Es gibt eine irdische Himmelstür, bei der heimi sche "Thin Lizzy"-Fans auf Wolke 7 schweben: Wenn die Band "Pearly Gates", zu deutsch Himmelspforte, ihre Tore für die Allgemeinheit öffnet, dann erklingen die Hits der irischen Rocklegende, wie "Waiting For An Alibi", "Rosalie" oder "Jailbreak". Auf dem lokalen Rock'n'Roll-Olymp residieren fünf alt gediente Recken der fränkischen Musikszene, die seit zehn Jahren im Brustton der Überzeugung jubilieren: "‚Thin Lizzy‘ ist eine göttliche Hard-Rock-Band."
Gitarrist Gregor Zech klärt auf, wie es zu dem Gruppennamen kam: "Was für Blueslegende B. B. King seine ‚Lucille‘, das ist für ZZ-Top-Gitarrist Billy Gibbons seine ‚Pearly Gates‘. Weil sie in seinen Ohren einen so himmlischen Klang hatte, gab Billy seinem Instrument diesenNamen." Sein Bandkollege Dieter Dressel, der ebenfalls Gitarre spielt, hatte vor dem Kulmbacher Altstadtfest 2002 den zündenden Einfall gehabt, die All-Star-Formation nach der Gitarre des texanischen Musikers zu benennen. "Ich hatte damals erfahren, dass für die große Sause in der Kulmbacher Altstadt eine Coverrockband gesucht wird", erinnert sich Sänger Christian Haller.
Der Musiker, bekannt als Frontmann der heimischen Southern-Rock-Kapelle "Shark" machte Nägel mit Köpfen und scharte musikalische Freunde um sich: Seine Bandkollegen von "Shark", Gregor Zech und Dieter Dressel, sowie Bassist Volker Pezoldt von der Metalpunkcombo "Tomorrow's Child" und Schlagzeuger Robert "Blacky" Schwarz, der einst bei "Geisha" trommelte.
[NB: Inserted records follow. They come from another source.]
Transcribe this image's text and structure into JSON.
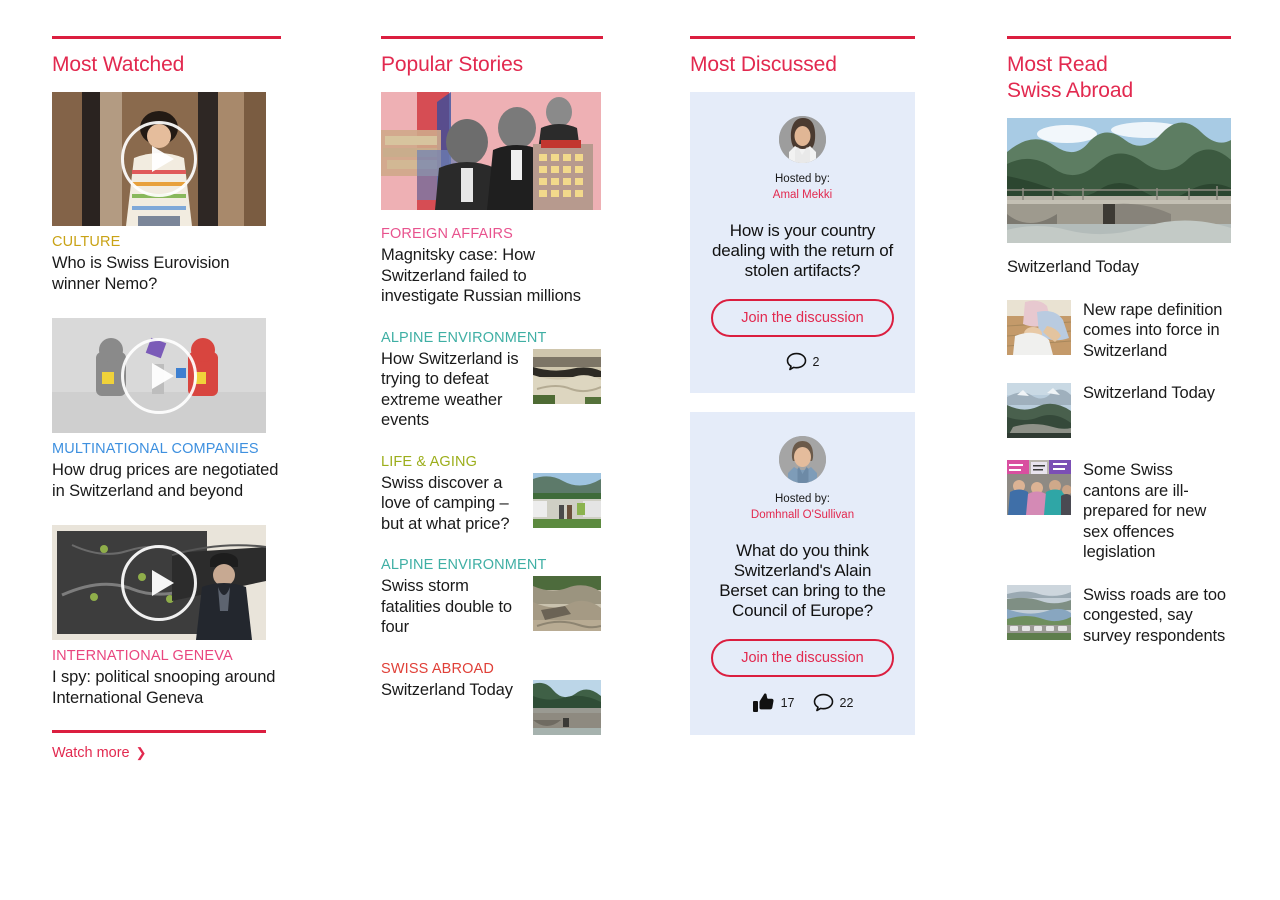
{
  "theme": {
    "brand_red": "#DB1E3F",
    "title_red": "#E2294F",
    "card_bg": "#E5ECF9",
    "text": "#1a1a1a"
  },
  "columns": {
    "most_watched": {
      "title": "Most Watched",
      "items": [
        {
          "kicker": "CULTURE",
          "kicker_color": "#C9A316",
          "headline": "Who is Swiss Eurovision winner Nemo?",
          "media": "video"
        },
        {
          "kicker": "MULTINATIONAL COMPANIES",
          "kicker_color": "#3E90DF",
          "headline": "How drug prices are negotiated in Switzerland and beyond",
          "media": "video"
        },
        {
          "kicker": "INTERNATIONAL GENEVA",
          "kicker_color": "#E9467F",
          "headline": "I spy: political snooping around International Geneva",
          "media": "video"
        }
      ],
      "watch_more": "Watch more",
      "watch_more_icon": "chevron-right-icon"
    },
    "popular_stories": {
      "title": "Popular Stories",
      "lead": {
        "kicker": "FOREIGN AFFAIRS",
        "kicker_color": "#E8538E",
        "headline": "Magnitsky case:  How Switzerland failed to investigate Russian millions"
      },
      "items": [
        {
          "kicker": "ALPINE ENVIRONMENT",
          "kicker_color": "#3FAFA4",
          "headline": "How Switzerland is trying to defeat extreme weather events"
        },
        {
          "kicker": "LIFE & AGING",
          "kicker_color": "#9CAE1B",
          "headline": "Swiss discover a love of camping – but at what price?"
        },
        {
          "kicker": "ALPINE ENVIRONMENT",
          "kicker_color": "#3FAFA4",
          "headline": "Swiss storm fatalities double to four"
        },
        {
          "kicker": "SWISS ABROAD",
          "kicker_color": "#E04038",
          "headline": "Switzerland Today"
        }
      ]
    },
    "most_discussed": {
      "title": "Most Discussed",
      "hosted_by_label": "Hosted by:",
      "cards": [
        {
          "host": "Amal Mekki",
          "question": "How is your country dealing with the return of stolen artifacts?",
          "button": "Join the discussion",
          "likes": null,
          "comments": "2"
        },
        {
          "host": "Domhnall O'Sullivan",
          "question": "What do you think Switzerland's Alain Berset can bring to the Council of Europe?",
          "button": "Join the discussion",
          "likes": "17",
          "comments": "22"
        }
      ]
    },
    "most_read_swiss_abroad": {
      "title_line1": "Most Read",
      "title_line2": "Swiss Abroad",
      "lead": {
        "title": "Switzerland Today"
      },
      "items": [
        {
          "title": "New rape definition comes into force in Switzerland"
        },
        {
          "title": "Switzerland Today"
        },
        {
          "title": "Some Swiss cantons are ill-prepared for new sex offences legislation"
        },
        {
          "title": "Swiss roads are too congested, say survey respondents"
        }
      ]
    }
  }
}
Sie alle eint die Liebe zum klassischen Hardrock der 70er und 80er Jahre und zur Rockband "Thin Lizzy" im Besonderen.
Hard Rock ohne Schnickschnack Für die deutsche Musikzeitschrift "Musikexpress" war der früh verstorbene Sänger der irischen Formation, Phil Lynott, ein "aufregender und attraktiver Rock-Zigeuner". Was schätzen die fränkischen Musiker an ihm und seiner Gruppe? "Über runden Harmonien konnte Phil sein rauchig-relaxtes Timbre voll zur Entfaltung bringen", erklärt Zech fachmännisch. Und Haller, der einst als 16-jähriger Phil Lynott bei einem Festival bewundert hatte, ergänzt: "‚Thin Lizzy‘ ist melodiöse Hard-Rock-Musik ohne großen Schnickschnack, die schnell ins Ohr geht."
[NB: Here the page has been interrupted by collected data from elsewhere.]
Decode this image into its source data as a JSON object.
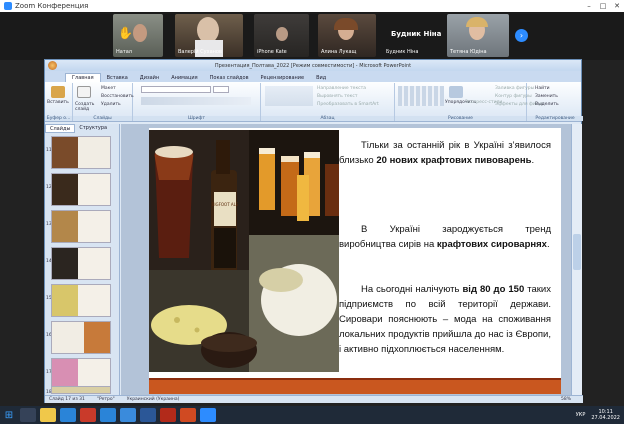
{
  "zoom": {
    "title": "Zoom Конференция",
    "participants": [
      "Натал",
      "Валерій Суханов",
      "iPhone Kate",
      "Алина Лукащ",
      "Будник Ніна",
      "Тетяна Юдіна"
    ],
    "big_name": "Будник Ніна"
  },
  "ppt": {
    "title": "Презентация_Полтава_2022 [Режим совместимости] - Microsoft PowerPoint",
    "tabs": [
      "Главная",
      "Вставка",
      "Дизайн",
      "Анимация",
      "Показ слайдов",
      "Рецензирование",
      "Вид"
    ],
    "groups": [
      "Буфер о...",
      "Слайды",
      "Шрифт",
      "Абзац",
      "Рисование",
      "Редактирование"
    ],
    "ribbon": {
      "paste": "Вставить",
      "create": "Создать слайд",
      "layout": "Макет",
      "reset": "Восстановить",
      "delete": "Удалить",
      "direction": "Направление текста",
      "align": "Выровнять текст",
      "smartart": "Преобразовать в SmartArt",
      "arrange": "Упорядочить",
      "quick": "Экспресс-стили",
      "fill": "Заливка фигуры",
      "outline": "Контур фигуры",
      "effects": "Эффекты для фигур",
      "find": "Найти",
      "replace": "Заменить",
      "select": "Выделить"
    },
    "panel_tabs": [
      "Слайды",
      "Структура"
    ],
    "thumb_numbers": [
      "11",
      "12",
      "13",
      "14",
      "15",
      "16",
      "17",
      "18"
    ],
    "status": {
      "slide": "Слайд 17 из 31",
      "theme": "\"Ретро\"",
      "lang": "Украинский (Украина)",
      "zoom": "58%"
    }
  },
  "slide": {
    "p1a": "Тільки за останній рік в Україні з’явилося близько ",
    "p1b": "20 нових крафтових пивоварень",
    "p2a": "В Україні зароджується тренд виробництва сирів на ",
    "p2b": "крафтових сироварнях",
    "p3a": "На сьогодні налічують ",
    "p3b": "від 80 до 150",
    "p3c": " таких підприємств по всій території держави. Сировари пояснюють – мода на споживання локальних продуктів прийшла до нас із Європи, і активно підхоплюється населенням.",
    "bottle_label": "BIGFOOT ALE"
  },
  "taskbar": {
    "lang": "УКР",
    "time": "10:11",
    "date": "27.04.2022"
  }
}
Obgleich alle Musiker noch bei anderen Ensembles aktiv sind, an Überlastung leiden die fünf Akteure nicht. "Wir musizieren aus Spaß an der Freude, nicht der Kohle wegen", stellt Haller klar. Bei der Zahl an überschaubaren Auftritten sei es kein Problem, die verschiedenen Bandaktivitäten unter einen Hut zu bringen. Bei "Shark" und "Pearly Gates" komme man in diesem Jahr zusammen auf sechs Auftritte, rechnet Zech vor.
Bei ihren Live-Konzerten gibt es zwei Stunden lang die größten Hits von "Thin Lizzy". Das nächste Mal schon am morgigen Samstag, 6. Oktober, in Burkersdorf. Da spielt die Gruppe "Pearly Gates" auf Einladung des Burgkunstadter Kleinkunstvereins TECnet Obermain im TECnet-Zentrum.